By Ben Rose
It’s commonly accepted that, if nurtured correctly, there can be significant value built into a company’s brand – that collection of intangibles created by the sum of all experiences a customer has with a company and its people, services, products and communications.
Big names like Coca Cola and apple are continually quoted as examples of how brands should be created and maintained. Commentators point to the balance sheet of these businesses and the colossal value of the goodwill attached to their brand. There’s no denying, individual brands have been – and continue to be – a powerful differentiator when it comes to a commoditised industry.
Where the products are often fairly generic and similar (impossible for the customer to distinguish), a brand serves as the way for a company to associate specific values with their offering, which particular kinds of customers will then decide to attach themselves to.
Examples are cars, beer, computers, fashion, chocolate you name it. Would you drive a Ford or a Holden? Drink a Tui or a Hallertau? Use a PC or a Mac? Wear Zara or Ingrid Starnes? Eat Lindt or Whittakers?
Them’s the rules
So the brand is precious. Not to be messed with. Kept sacrosanct.
Branding agencies have sprung up and grown to become global behemoths, creating guidelines, rationales and rules. And charging a pretty penny for it too. This growth has been mirrored inside client businesses, too, with the term ‘brand police’ becoming common slang for the way rules and regulations are adhered to and enforced, in a never-ending drive to retain the purity of the brand. This has become a norm of brand management.
A new way
As with all norms, however, some businesses see an opportunity to gain an unfair advantage by turning this on its head. They have looked to take advantage of their competitors’ rigidity by adopting a more fluid approach to what their brand can represent and combining that with other brands to create brand new, unique propositions. Which of course has, in turn, created new revenue opportunities.

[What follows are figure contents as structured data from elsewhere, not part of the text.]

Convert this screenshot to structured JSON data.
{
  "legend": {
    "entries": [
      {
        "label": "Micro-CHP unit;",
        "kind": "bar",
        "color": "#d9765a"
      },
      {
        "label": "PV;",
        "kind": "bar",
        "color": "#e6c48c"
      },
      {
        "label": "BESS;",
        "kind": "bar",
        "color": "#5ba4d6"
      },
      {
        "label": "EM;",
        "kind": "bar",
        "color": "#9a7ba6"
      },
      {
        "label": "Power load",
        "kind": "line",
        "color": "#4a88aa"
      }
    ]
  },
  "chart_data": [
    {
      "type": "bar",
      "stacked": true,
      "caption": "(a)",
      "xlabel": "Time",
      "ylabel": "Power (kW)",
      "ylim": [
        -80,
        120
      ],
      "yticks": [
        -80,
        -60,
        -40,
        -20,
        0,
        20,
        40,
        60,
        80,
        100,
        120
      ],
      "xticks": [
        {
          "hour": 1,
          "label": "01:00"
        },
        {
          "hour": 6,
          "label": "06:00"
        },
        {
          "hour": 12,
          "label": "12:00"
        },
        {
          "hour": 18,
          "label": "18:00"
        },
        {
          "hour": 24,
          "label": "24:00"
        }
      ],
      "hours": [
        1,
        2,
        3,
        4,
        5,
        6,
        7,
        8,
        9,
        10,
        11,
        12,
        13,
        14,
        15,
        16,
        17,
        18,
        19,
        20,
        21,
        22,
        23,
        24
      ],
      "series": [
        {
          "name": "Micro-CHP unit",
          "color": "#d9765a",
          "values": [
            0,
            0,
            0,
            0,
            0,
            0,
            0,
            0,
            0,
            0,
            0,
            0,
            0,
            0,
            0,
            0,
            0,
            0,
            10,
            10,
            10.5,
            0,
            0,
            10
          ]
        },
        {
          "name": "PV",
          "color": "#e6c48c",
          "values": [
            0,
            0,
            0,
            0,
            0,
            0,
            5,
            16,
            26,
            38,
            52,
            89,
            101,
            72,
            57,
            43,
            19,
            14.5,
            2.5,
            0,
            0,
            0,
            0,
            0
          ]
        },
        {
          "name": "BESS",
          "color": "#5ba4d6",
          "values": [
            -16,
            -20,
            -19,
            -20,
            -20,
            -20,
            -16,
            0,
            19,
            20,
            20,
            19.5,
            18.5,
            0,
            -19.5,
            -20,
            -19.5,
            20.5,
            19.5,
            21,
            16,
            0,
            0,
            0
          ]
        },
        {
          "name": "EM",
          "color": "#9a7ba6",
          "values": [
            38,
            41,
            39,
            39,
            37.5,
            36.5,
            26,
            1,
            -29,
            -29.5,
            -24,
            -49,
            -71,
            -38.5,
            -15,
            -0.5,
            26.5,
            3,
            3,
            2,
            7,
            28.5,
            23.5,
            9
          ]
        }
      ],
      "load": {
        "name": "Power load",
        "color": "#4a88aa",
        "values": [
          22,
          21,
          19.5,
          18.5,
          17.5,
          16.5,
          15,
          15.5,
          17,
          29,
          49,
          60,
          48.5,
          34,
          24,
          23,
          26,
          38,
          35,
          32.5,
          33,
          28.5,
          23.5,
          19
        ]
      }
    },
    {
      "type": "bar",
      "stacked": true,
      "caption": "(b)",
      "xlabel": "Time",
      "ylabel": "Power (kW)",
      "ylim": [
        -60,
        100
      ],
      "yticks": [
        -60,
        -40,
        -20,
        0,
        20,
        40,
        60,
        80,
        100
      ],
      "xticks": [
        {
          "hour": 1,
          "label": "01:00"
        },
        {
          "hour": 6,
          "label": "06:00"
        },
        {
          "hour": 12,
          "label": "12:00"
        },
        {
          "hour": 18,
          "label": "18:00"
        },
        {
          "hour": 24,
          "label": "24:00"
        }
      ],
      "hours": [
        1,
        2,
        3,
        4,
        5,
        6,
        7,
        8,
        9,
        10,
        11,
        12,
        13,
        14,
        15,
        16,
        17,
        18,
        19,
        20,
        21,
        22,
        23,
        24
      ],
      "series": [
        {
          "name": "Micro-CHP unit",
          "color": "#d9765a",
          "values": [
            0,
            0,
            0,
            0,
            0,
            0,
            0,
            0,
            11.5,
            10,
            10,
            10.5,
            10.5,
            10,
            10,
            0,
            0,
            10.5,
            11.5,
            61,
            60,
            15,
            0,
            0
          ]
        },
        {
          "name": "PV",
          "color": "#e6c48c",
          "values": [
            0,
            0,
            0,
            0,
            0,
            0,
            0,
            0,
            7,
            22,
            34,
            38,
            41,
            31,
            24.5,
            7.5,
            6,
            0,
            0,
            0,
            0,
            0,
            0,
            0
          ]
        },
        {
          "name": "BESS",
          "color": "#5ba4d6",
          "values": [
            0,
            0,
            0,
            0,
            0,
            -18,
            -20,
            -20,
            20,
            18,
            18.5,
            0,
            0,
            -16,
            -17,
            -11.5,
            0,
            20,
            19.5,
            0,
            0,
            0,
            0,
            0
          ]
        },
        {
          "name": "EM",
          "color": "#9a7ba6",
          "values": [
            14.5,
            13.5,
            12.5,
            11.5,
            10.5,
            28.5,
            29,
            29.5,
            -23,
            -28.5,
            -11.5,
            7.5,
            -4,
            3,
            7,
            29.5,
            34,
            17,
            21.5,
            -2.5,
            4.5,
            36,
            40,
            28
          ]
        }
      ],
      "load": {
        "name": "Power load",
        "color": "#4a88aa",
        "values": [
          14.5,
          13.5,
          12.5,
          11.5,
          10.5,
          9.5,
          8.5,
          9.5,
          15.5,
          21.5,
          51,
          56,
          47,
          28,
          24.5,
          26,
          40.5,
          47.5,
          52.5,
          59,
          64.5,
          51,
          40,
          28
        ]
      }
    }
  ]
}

What typically characterises successful brand collaborations are individually powerful brands with well understood identities who have partnered with other organisations with complementary values and customer groups.
Sometimes this has been done as a publicity stunt to revive interest in the brand and their products, and in other cases brand collaborations have become a major pillar of an organisation’s commercial strategy.
Here are some great examples:
Moa beer x Vogels bread
Nike x so, so many brands
Whittaker’s x you name it, they’ve done it
Karen Walker x Mickey Mouse
What does this mean for marketers?
Don’t feel constrained by your brand guidelines. Brand is in the eye of the beholder – how consumers feel about you is what defines your brand, rather than what a thousand page document says. So work to understand what your brand really stands for and means to your customers. Then identify brands that may fit with that. Talk to them. Explore opportunities.